I think using images for the POTY competition is also justifiable, :) given
the context. But, yes, images need to be considered carefully.
As I recently mentioned on Meta - we could really do with some reasearch
into the effectiveness of different sized images as compared to text for
click through rates. It could well be that an image banner does improve
click through and (in the case of the fund raiser) donations... but I can't
find any actual A/B tests (or any other tests) to see if this is actually
the case or not.
Also; Part of the problem is how it loads (i.e. as pointed out elsewhere the
page can "jump" as the notice suddenly appears). If that could be fixed that
would be one of my main concerns addressed :)
Tom/ErrantX
On 19 May 2011 11:39, Orionist <orion.ist(a)gmail.com> wrote:
I thought these notices *are* displayed for logged-in
users only, if they
aren't, then they should. At least the POTY notice doesn't show up for me
when I'm logged out.
I agree with you in regards to the use of images, and I think it should be
constrained to fundraising banners. "Size and intrusiveness" could
be proportional to the importance of the message, but the "notice" should
be
"noticeable" as many editors just don't see it if it's too plain.
However,
I
think Thomas Morton's suggestion to tie the "hide" option to accounts
instead of cookies would solve that and most of the other concerns, since
the main annoyance seems to be that the banners keep
reappearing despite clicking the [x] over and over again.

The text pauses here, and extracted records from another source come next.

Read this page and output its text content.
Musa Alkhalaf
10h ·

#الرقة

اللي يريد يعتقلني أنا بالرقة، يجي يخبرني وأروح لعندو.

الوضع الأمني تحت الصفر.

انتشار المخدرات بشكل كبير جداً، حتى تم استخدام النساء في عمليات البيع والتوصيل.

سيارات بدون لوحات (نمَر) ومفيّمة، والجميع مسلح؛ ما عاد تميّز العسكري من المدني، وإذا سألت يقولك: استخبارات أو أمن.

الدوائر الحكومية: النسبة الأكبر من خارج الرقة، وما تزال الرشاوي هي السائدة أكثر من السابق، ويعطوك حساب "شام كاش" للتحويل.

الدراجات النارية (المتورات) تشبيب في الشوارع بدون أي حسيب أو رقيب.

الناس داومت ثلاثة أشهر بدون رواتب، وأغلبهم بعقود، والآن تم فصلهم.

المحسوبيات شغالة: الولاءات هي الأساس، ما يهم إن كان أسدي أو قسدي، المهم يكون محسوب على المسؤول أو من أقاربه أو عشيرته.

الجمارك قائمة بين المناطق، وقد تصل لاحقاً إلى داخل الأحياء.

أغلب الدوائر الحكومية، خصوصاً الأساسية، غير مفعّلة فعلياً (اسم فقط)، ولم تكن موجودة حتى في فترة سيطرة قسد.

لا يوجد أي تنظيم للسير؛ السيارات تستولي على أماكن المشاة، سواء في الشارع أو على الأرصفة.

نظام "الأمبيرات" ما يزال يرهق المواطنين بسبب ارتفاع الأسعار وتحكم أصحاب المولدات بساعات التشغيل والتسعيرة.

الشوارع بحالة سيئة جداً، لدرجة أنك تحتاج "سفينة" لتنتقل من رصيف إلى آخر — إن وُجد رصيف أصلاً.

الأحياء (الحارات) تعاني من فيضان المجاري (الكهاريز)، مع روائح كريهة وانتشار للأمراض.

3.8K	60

The importance of such notices is that they give editors the chance to know
what's going on and take part in various community processes, which are
usually very hard to find and figure out, especially for those editors who
are working mainly on content, or haven'ts been around for years. So I
think
there are huge positives there and they shouldn't be impacted if there
becomes a guideline.
Regards,
--
Orionist
On Thu, May 19, 2011 at 12:52 PM, church.of.emacs.ml <church.of.emacs.ml@
googlemail.com> wrote:
Hi all,
Do we have any guidelines limiting the use of CentralNotices? I noticed
there are a lot lately (fundraising, wikimania and most recently board
elections and commons POTY), some of which are not of much interest to
the audience.
Take for example one of the most recent banners about candidate
submissions for Wikimedia's Board Elections[1]. Until most recently, it
has been displayed on every single page view for most of our 400 Million
readers or so, according to the setup for 20 days. >99.9999% of our
readers won't be candidates and for most of them, this is of no interest
at all. Which is sad of course, we'd love to get more qualified and
diverse candidates – that is to say, not only members of Wikimedia's
core community. Nevertheless, the question remains: do the positive
effects (chances on higher diversity) outweigh the negative consequences
(readers/authors are annoyed)?
Take another example: The call for votes on common's anual picture of
the year competition has two very large banners with colorful images on
them [2].
I think, there has to be a serious consideration for each banner,
whether its positive effects outweigh negative consequences. Most
importantly, the fact that banners divert the readers attention and are
therefor in most cases not in his direct interest, has to be considered.
There are several ways of minimizing negative effects:
1. Display it for logged-in users only. This is especially useful for
information concerning active Wikimedians, e.g. Wikimania, POTY, etc.
2. Reduce weight - don't display a banner on every page view, but only
on one in ten. (We have to use blank banners to do that, right?[3])
3. Reduce duration. (e.g. Don't display banners for a month, only a week)
4. Reduce banner size and intrusiveness. Use text banners instead of
colorful images.
What do you think? Do we need to limit the use of CentralNotice through
guidelines or introduce technical measurements (e.g. blank banners[3])
or just appeal to meta admins to consider negative effects or is
everything fine the way it is?
Regards,
Tobias / User:Church of emacs
[1]
http://meta.wikimedia.org/w/index.php?title=Special:NoticeTemplate/view&…
[2]
http://meta.wikimedia.org/w/index.php?title=Special:CentralNotice&metho…
[3] Afaik changing weight alone only changes the
distribution of
banners. We'd have to add a "pseudo banner" which is completely empty
and then give it some weight. Using that, we ensure that there isn't a
banner on *every* page view, only on 1 in 5 or 1 in 10 or so.